In Big systems like the Skeena, the earliest part of the steelhead run travels the fastest through the lower river, and moves further up the river than the rest of the fish. This makes complete sense to avoid traffic jams as rivers tend to fill from top to bottom, back filling. However to complicate things, Steelhead can move into a tributary to hang out for a while and completely drop out of it and never return. Stray fish like this are a small percentage but very common in most systems of wild fish. The migration of steelhead up and down the river is extremely common, and tributary spawners often poke into the system for a while and then drop back into the main stem for the winter. Non of this is determined by feeding like a trout, most likely more related to a steelhead looking for somewhere to lay its roots for the next 9 months of its life. It is common nature to want to check out an area before you move there. Meet the neighbours, check out the schools, have a look at the local pub long before ever deciding to move into a new location. It makes perfect sense.
Steelhead are a much more complicated fish than a mere trout. Trout are quite predictable and easily fooled once you figure out what they are eating. Steelhead on the other hand are filled with romantic mysteries that keep us up at night thinking. Like a women, steelhead have amazing strength of will, yet a willingness to adapt to changing circumstances. They use their intelligence for the job at hand, but in concert with intuition for the subtle changes a river goes through each and every day. Steelhead like women will go it alone if they have to, but would much rather do it with others.

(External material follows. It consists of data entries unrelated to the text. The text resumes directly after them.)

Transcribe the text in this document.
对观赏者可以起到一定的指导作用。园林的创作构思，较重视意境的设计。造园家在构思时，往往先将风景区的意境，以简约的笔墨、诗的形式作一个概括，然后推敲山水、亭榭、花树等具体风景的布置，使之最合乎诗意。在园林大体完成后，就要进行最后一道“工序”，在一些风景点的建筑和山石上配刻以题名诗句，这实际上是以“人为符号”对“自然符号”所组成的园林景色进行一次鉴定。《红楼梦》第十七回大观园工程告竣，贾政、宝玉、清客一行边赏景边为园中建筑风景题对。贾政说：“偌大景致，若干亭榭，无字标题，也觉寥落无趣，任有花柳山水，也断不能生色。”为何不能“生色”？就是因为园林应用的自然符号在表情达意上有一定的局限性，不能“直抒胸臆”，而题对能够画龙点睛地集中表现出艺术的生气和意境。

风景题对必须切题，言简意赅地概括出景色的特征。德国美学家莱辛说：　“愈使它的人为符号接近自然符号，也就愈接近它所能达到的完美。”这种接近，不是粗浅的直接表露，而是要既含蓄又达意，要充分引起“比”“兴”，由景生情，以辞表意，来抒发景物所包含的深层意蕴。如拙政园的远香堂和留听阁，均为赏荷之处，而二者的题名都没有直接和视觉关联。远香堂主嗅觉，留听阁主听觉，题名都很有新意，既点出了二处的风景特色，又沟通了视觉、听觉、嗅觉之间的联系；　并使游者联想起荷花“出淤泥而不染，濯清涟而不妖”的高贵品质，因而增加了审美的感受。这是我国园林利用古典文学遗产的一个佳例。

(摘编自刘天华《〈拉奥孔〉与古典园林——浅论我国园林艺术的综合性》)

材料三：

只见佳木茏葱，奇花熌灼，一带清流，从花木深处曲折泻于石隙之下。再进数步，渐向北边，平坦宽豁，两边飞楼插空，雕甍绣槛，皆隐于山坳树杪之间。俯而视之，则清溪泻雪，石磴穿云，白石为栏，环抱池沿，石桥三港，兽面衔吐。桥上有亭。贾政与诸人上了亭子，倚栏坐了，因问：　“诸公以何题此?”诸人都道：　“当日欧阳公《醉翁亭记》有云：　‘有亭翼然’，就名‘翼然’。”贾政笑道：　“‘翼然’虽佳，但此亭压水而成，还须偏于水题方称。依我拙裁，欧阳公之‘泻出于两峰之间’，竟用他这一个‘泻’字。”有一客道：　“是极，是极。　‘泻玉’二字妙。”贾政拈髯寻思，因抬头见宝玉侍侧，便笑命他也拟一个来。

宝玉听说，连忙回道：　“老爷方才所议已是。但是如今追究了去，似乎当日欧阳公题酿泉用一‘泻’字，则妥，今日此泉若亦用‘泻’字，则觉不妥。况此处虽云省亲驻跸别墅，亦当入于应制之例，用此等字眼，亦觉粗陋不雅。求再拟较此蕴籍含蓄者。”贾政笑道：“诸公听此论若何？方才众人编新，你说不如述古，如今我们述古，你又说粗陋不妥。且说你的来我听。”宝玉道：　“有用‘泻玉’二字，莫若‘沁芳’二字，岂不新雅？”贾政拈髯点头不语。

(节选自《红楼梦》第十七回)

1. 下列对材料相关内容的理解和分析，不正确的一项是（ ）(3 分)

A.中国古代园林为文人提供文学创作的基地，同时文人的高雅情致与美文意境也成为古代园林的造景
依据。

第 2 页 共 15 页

Most male steelheaders know that there are only two things that can make your heart sing falsetto, and that is a women and a steelhead. I think Trey Combs put it all in perspective when he wrote about the tug of a steelhead and may remind you of the first time you made eye contact with your wife. “The pull can be as simple as a pluck, as strong as a hard yank, and it may even have weight to it. It is not a hookup, however the whole affair is usually over in an instant. If this occurs after several fish less hours, pull-less days the initial reaction is stunned disbelief, followed by discust, evaluation, recrimination, more evaluation, and then, blissfully, the rationale that the fly and the presentation were right.”